The Montgomery County Board of Supervisors will vote Monday on whether to raise the real estate tax rate by 5 cents in the next fiscal year.
It will also vote on approving the fiscal 2026-27 county budget, which is proposed to grow by about $14.9 million compared to the current budget that expires after June 30.
Two of seven supervisors, Vice Chair Steve Fijalkowski and member Todd King, have said they will vote no on the tax increase and the budget.
There will be an opportunity for public comments before the votes.
If approved, the real estate tax rate will rise from 76 to 81 cents per $100 of assessed value. All other tax rates will remain the same.
The proposed budget totals nearly $285.74 million.
County general fund spending is projected to increase by about $10.4 million. The biggest increases are nearly $2.73 million more for general government administration, $2.39 million more for community development and $4.1 million more for the school division.
The schools’ operating fund spending will grow by about $7.92 million overall.
During a March 23 discussion, supervisor Anthony Grafsky said the 5-cent increase would generate about $6.35 million more annually. When the additional school funding and additional funding to raise county employees’ pay are subtracted, it leaves an increase of only about $980,000 for other needs, he noted.
During April 9 public hearings, six county residents spoke against the proposed tax increase and raised concerns about the proposed spending increases. Five residents defended both proposals.
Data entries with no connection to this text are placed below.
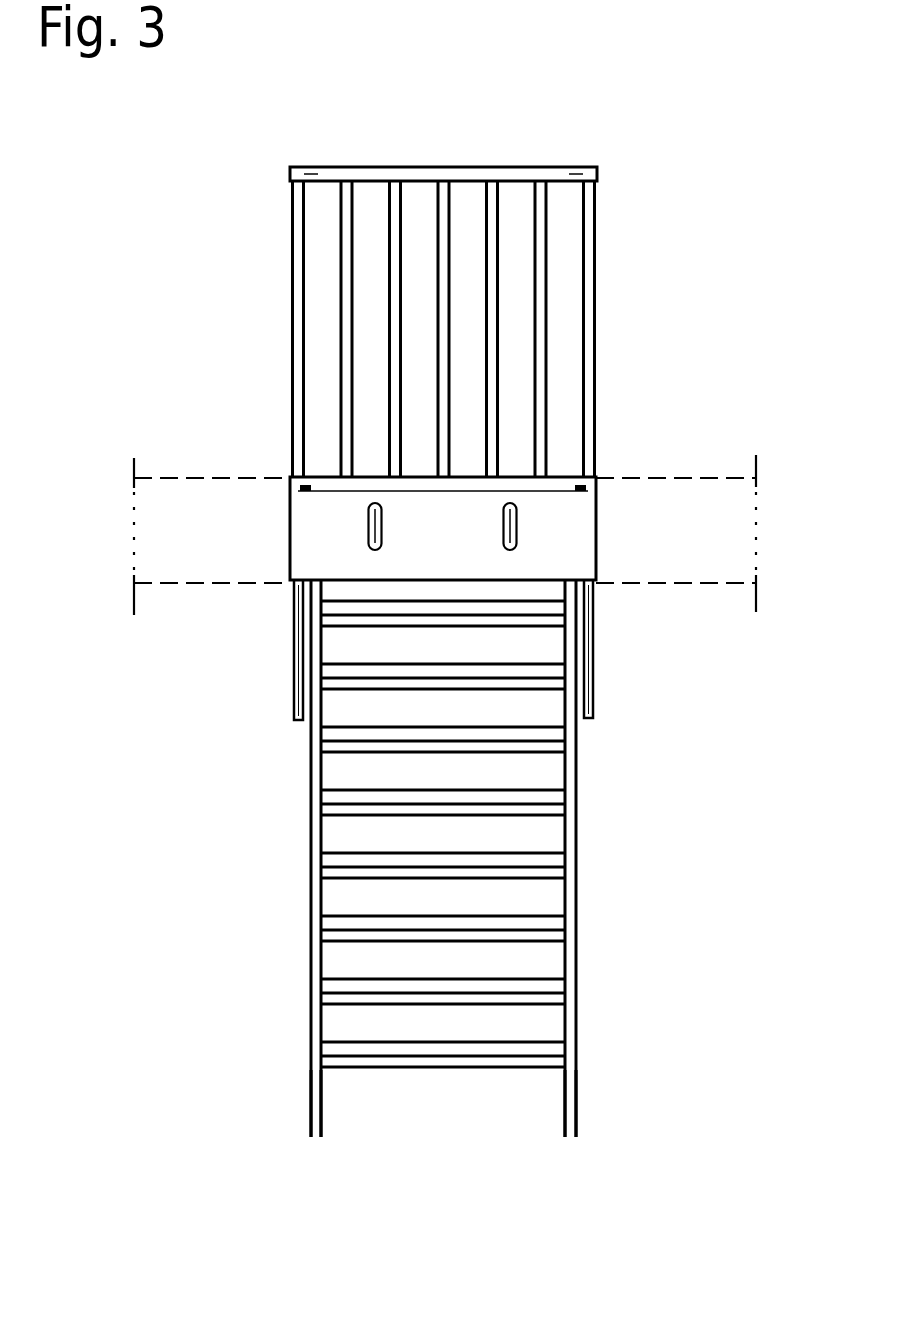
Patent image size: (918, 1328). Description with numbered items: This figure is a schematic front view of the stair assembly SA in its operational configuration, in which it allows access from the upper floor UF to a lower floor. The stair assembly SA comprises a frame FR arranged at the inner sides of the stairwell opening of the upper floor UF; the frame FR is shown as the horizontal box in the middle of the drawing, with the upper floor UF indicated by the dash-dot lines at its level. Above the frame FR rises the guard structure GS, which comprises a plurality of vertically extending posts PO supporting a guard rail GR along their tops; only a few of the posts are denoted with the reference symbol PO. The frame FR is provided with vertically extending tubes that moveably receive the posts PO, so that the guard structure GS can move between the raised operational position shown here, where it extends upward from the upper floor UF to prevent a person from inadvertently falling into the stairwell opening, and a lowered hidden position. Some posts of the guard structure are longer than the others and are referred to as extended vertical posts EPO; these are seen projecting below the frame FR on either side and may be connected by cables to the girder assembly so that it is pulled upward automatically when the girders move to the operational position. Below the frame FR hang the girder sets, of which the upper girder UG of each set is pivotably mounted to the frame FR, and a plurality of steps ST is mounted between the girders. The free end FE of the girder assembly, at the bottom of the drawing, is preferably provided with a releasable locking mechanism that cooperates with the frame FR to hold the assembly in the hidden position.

The guard rail GR is at (423, 181).
The stair assembly SA is at (612, 208).
The guard structure GS is at (282, 226).
The vertically extending posts PO is at (393, 302).
The frame FR is at (567, 517).
The upper floor UF is at (662, 563).
The extended vertical posts EPO is at (297, 681).
The upper girder UG is at (318, 1017).
The steps ST is at (411, 1048).
The free end FE is at (497, 1120).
Resident Angela Akers said 25% of county residents live in poverty. Young families are struggling, and many people work several jobs to get by, she said.
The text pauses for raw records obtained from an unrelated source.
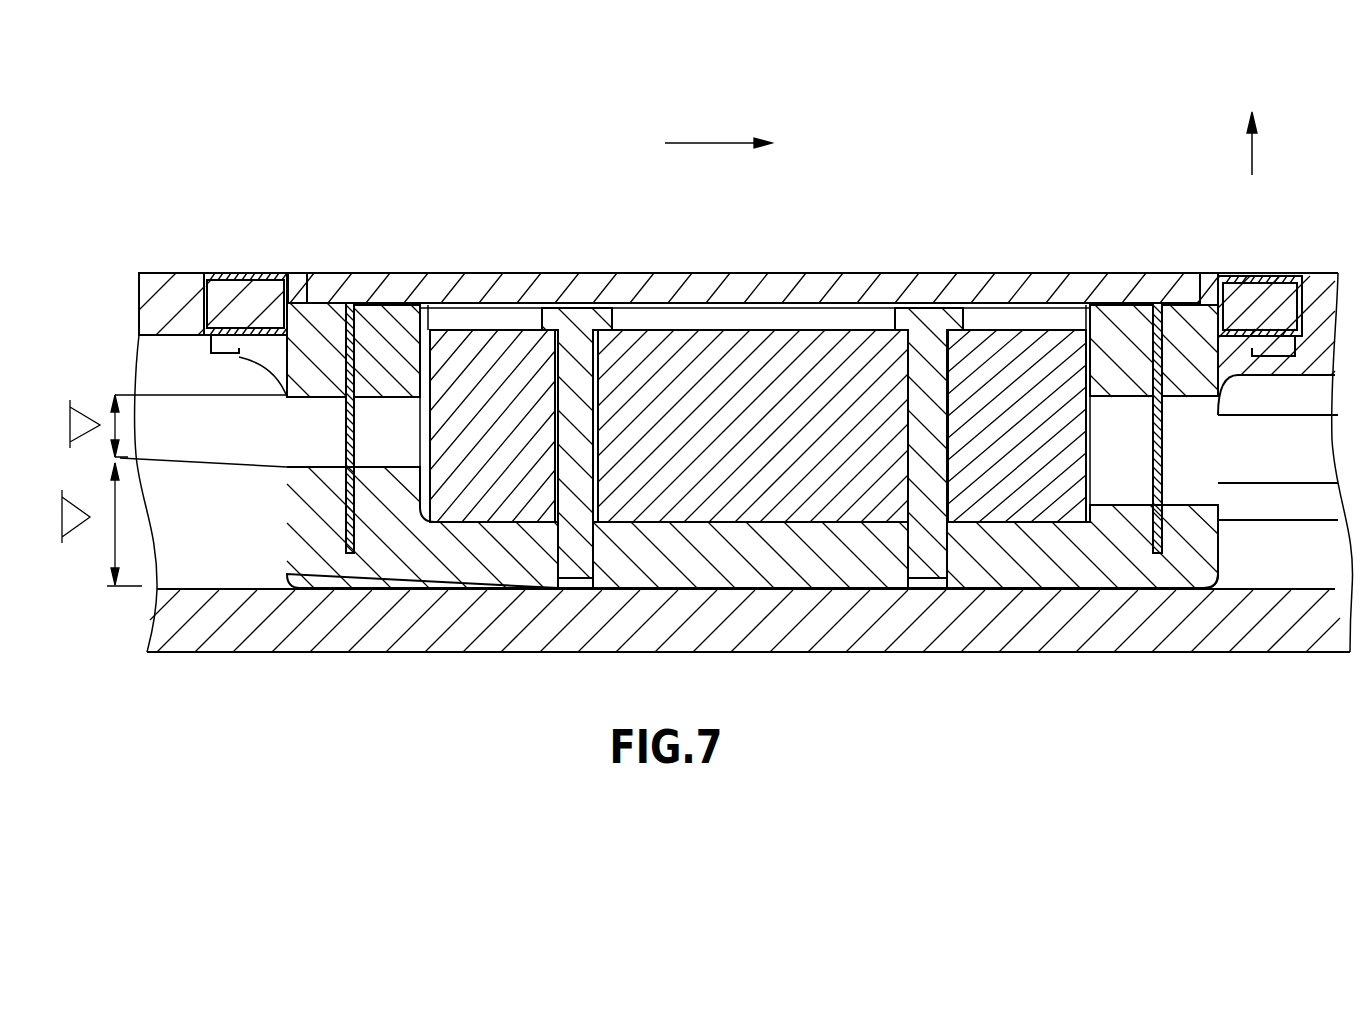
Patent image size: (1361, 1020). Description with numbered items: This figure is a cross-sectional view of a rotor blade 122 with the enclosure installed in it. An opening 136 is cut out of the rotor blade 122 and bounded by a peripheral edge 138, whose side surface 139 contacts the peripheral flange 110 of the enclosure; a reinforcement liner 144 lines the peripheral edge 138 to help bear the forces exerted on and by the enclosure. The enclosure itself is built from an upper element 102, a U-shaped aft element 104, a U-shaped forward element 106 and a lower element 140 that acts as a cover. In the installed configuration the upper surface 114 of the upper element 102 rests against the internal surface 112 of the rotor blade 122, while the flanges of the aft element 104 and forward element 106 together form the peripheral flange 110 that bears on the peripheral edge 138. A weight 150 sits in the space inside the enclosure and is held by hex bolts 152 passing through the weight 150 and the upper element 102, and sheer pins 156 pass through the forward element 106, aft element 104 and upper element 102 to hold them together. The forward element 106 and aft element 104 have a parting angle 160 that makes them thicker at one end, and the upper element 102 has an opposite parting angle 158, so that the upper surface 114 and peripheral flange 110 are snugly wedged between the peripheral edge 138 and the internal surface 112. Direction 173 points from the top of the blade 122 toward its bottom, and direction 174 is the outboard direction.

The upper element 102 is at (237, 592).
The aft element 104 is at (388, 460).
The forward element 106 is at (385, 320).
The peripheral flange 110 is at (236, 347).
The internal surface 112 is at (1232, 583).
The upper surface 114 is at (890, 535).
The rotor blade 122 is at (1078, 652).
The opening 136 is at (297, 273).
The peripheral edge 138 is at (200, 333).
The side surface 139 is at (239, 357).
The lower element 140 is at (515, 273).
The reinforcement liner 144 is at (330, 293).
The weight 150 is at (680, 330).
The hex bolts 152 is at (560, 560).
The sheer pins 156 is at (349, 553).
The parting angle 158 is at (57, 513).
The parting angle 160 is at (62, 418).
The direction from top to bottom of blade 173 is at (1253, 160).
The outboard direction 174 is at (692, 143).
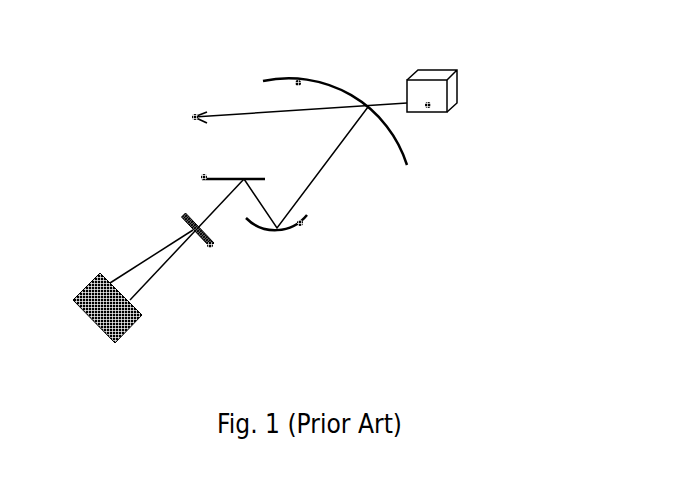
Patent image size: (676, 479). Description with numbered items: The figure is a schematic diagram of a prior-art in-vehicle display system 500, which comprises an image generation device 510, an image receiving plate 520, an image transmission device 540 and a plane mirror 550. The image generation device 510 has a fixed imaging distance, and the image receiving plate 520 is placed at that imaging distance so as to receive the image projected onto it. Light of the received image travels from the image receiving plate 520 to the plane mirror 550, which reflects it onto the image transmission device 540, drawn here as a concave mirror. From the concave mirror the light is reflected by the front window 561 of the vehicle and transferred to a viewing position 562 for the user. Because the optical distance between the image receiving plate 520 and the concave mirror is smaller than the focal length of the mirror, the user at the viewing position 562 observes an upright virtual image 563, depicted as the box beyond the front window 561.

The in-vehicle display system 500 is at (463, 25).
The image generation device 510 is at (127, 328).
The image receiving plate 520 is at (211, 248).
The image transmission device 540 is at (298, 226).
The plane mirror 550 is at (201, 176).
The front window 561 is at (297, 81).
The viewing position 562 is at (192, 115).
The upright virtual image 563 is at (430, 107).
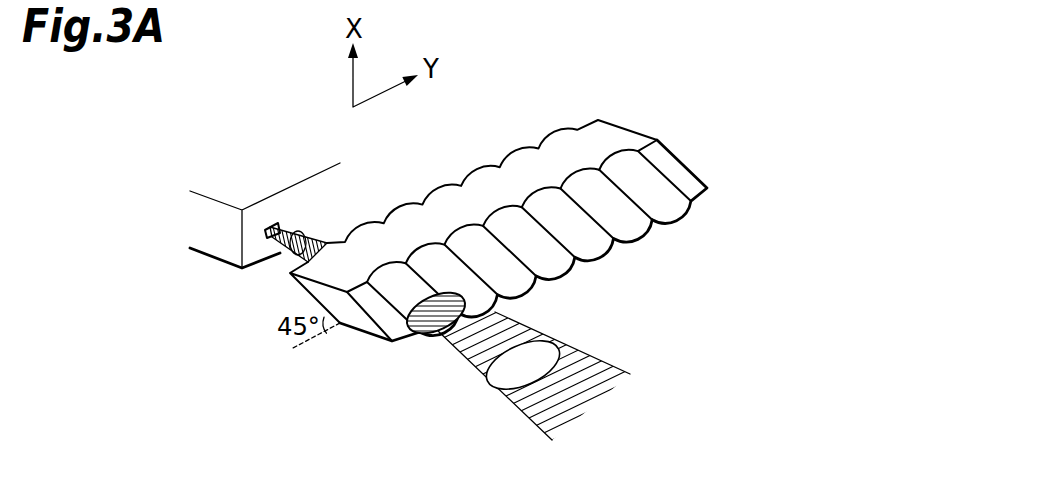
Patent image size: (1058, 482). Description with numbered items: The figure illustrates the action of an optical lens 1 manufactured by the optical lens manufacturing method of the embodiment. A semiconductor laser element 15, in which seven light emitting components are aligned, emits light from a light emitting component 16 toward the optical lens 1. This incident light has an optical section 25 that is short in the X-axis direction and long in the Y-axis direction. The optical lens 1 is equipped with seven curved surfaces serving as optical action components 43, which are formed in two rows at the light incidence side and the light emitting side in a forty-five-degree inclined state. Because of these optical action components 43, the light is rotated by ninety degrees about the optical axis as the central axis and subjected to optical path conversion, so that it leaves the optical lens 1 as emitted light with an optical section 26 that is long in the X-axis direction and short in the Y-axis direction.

The optical lens 1 is at (514, 185).
The semiconductor laser element 15 is at (213, 240).
The light emitting component 16 is at (272, 212).
The optical section 25 is at (298, 240).
The optical section 26 is at (548, 352).
The optical action component 43 is at (667, 205).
“The taxpayers are not ATMs,” she said.
Resident Sharon Brockman urged supervisors to make living in the county more affordable for ordinary people. Many citizens didn’t turn out to speak at the hearings because their kids were playing ball or families had other time obligations, she said.
Former state Del. Chris Obenshain, a Blacksburg resident, said supervisors have raised real estate taxes a total of 11 cents over three years. Unlike county government, he said, families can’t just go ask someone for more money — they have to cut their budgets.
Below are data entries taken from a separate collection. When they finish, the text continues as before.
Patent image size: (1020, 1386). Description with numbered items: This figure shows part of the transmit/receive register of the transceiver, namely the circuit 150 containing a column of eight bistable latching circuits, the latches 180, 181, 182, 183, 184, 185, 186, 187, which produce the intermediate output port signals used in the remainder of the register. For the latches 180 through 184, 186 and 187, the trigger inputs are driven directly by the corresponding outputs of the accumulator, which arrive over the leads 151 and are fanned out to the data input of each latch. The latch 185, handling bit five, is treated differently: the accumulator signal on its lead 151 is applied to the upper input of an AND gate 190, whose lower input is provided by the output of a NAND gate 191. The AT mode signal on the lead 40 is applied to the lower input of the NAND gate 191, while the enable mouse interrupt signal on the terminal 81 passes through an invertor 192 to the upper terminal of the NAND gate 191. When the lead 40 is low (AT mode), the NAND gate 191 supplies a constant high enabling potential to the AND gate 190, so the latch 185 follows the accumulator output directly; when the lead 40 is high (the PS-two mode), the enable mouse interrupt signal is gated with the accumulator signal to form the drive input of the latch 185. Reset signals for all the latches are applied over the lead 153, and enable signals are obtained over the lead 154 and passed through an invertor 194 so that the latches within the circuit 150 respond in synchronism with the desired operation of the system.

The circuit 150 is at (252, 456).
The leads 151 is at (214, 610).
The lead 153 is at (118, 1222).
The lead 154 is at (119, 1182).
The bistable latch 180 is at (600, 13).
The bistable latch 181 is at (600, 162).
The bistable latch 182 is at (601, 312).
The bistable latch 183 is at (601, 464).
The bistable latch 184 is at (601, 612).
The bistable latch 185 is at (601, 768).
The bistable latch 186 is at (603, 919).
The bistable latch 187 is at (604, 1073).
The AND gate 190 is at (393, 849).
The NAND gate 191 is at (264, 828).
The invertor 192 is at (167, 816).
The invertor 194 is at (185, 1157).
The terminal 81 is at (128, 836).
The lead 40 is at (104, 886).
Resident Kim Bowman said she has worked with a local food pantry that went from serving about 300 people per month to nearly 2,000 people. She added that she’s seen elderly people living in cars.
Resident Laura Mercier asked where the additional money for schools will be spent, adding that some county roads are “disastrous.” If the county keeps raising tax rates, residents eventually will leave for somewhere cheaper, she said.
But resident Anna Vajayin said since fiscal 2019-20, the county’s personnel costs have increased by 55 percent while school division personnel costs have increased 40 percent. Supervisors cannot abdicate their responsibility to fund both schools and local government, she said.
Resident Kelly Brennan said there is no better investment of tax dollars than in public schools. County government is well managed, he said, admitting that there’s a lot of work to do on the adult poverty rate, substandard housing and other challenges.
Resident Laura Brown said the pursuit of affordable living should not come at the expense of good schools. To stay competitive, the school system needs to increase pay and retain good employees, she said.
Resident Nick Fisher estimated the community gets back about $9 for every dollar it invests in public schools. The school system has a high employee turnover rate because neighboring systems offer better pay, he said.
During an April 13 meeting, King repeated his concerns about residents struggling to live on fixed incomes, saying some folks are paying their bills with credit cards.
Fijalkowski said county school costs keep going up, but test scores have not improved.
But supervisors Derek Kitts and Mary Biggs said they think the proposed budget is fair, both to county government and the school division. As for taxation, Biggs noted that Montgomery County includes a lot of real estate where the government’s ability to impose taxes is limited, including Virginia Tech, the Army ammunition plant in Radford and national forest land.
Board Chair April DeMotts said meeting all the needs of the county and its school system would have required a 12-cent real estate tax hike.
Kitts said some county employee turnover has resulted from expecting staff to do more work than there are sufficient people to do it.
“We’re working some people into the ground,” he added.